The Mughal Empire was a Muslim state, a Mongol successor
state, that controlled much of India.
Within a male dominant political structure, Nur Jahan was able to become
co-sovereign of the empire. The emperor,
Jahangir, trusted Nur to lead. Although
part of a harem, Nur became the favorite, and an equal to the emperor. Earned the ability to lead through talent,
rather than inheritance.
Nur was able to navigate court politics, issue edicts, and made
decisions that were on par with the emperor.
Made decisions on economic policy, property rights, military strategy,
and criminal cases. Nur advised on
official ranks, and gave directions for local administration. Nur was perceived as generous, for Nur protected
the vulnerable members of society, protected people from harassment and over
taxation by officials. Nur was more than
an effective leader, but also had exceptional skill with the musket.
Caveats?
The focus of the book is on court politics, with a lot of
background information on Mughal culture.
Although general effects of decisions were stated, there was not much
information on Nur’s local decisions and administration effects. This organization makes Nur’s influence
appear underwhelming.
Questions to Consider while Reading the Book
•What is the raison d’etre of the book? For what purpose did the author write the book? Why do people read this book?

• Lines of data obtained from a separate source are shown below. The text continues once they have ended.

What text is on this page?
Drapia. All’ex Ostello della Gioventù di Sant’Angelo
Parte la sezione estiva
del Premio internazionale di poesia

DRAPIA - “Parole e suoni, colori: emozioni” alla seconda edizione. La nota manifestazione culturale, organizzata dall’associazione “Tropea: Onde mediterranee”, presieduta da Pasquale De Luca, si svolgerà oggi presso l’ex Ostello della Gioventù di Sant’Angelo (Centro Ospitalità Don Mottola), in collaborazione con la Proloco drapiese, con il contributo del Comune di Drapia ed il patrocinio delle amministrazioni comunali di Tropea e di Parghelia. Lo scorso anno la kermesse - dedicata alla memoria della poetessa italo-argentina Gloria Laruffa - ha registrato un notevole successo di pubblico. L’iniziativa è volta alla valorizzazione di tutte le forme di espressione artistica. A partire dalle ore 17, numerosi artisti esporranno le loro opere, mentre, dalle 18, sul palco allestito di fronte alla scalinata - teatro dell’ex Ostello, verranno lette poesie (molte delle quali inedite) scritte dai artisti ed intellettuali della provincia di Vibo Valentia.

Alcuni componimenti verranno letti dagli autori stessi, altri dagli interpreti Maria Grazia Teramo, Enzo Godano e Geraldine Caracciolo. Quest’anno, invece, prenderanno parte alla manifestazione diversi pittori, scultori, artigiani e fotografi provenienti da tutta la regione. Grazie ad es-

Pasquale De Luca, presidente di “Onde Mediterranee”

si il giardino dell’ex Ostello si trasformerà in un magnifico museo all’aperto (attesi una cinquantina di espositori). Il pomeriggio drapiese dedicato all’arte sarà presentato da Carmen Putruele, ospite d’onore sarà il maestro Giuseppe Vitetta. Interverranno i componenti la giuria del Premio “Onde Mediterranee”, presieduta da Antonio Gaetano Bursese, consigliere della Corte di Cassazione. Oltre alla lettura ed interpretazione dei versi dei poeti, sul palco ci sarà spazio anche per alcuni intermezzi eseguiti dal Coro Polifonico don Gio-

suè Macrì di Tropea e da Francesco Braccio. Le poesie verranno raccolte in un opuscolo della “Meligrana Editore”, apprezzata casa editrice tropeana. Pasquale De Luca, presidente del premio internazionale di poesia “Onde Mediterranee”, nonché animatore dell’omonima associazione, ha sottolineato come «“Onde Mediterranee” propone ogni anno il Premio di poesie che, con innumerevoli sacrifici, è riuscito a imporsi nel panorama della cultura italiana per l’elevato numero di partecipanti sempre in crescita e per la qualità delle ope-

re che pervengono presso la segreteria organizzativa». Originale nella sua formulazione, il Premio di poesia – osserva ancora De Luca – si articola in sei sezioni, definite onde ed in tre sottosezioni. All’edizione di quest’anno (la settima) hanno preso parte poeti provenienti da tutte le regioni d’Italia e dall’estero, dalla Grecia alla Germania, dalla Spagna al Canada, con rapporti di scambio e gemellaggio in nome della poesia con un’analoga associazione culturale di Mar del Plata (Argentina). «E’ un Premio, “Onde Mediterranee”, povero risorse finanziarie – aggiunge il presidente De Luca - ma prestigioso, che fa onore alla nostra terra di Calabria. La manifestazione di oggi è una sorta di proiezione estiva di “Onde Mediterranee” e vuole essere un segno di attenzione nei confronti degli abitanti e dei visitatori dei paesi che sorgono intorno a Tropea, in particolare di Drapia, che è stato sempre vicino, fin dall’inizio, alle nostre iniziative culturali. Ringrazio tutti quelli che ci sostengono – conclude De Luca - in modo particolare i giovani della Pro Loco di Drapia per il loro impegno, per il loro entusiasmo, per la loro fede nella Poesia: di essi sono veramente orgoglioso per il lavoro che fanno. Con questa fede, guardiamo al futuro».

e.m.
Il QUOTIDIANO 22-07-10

•What are some limitations of the book?
•To whom would you suggest this book?
•What was the Mughal Empire?
•Who was Jahangir?
•What does the Jahangir mean?
•Who was Nur Jahan?
•What does Nur Jahan mean?
•What skills did Nur Jahan have?
•What political power did Nur Jahan have?
•What did foreigners think of Nur Jahan?
•What effect did the culture have on different perspectives?
•What did the culture think of women?
•What was the marriage age?
•What was the effect of the harem?
•What were Akbar’s beliefs?
•What were children taught?
•How did Bengali landowners treat people on their land?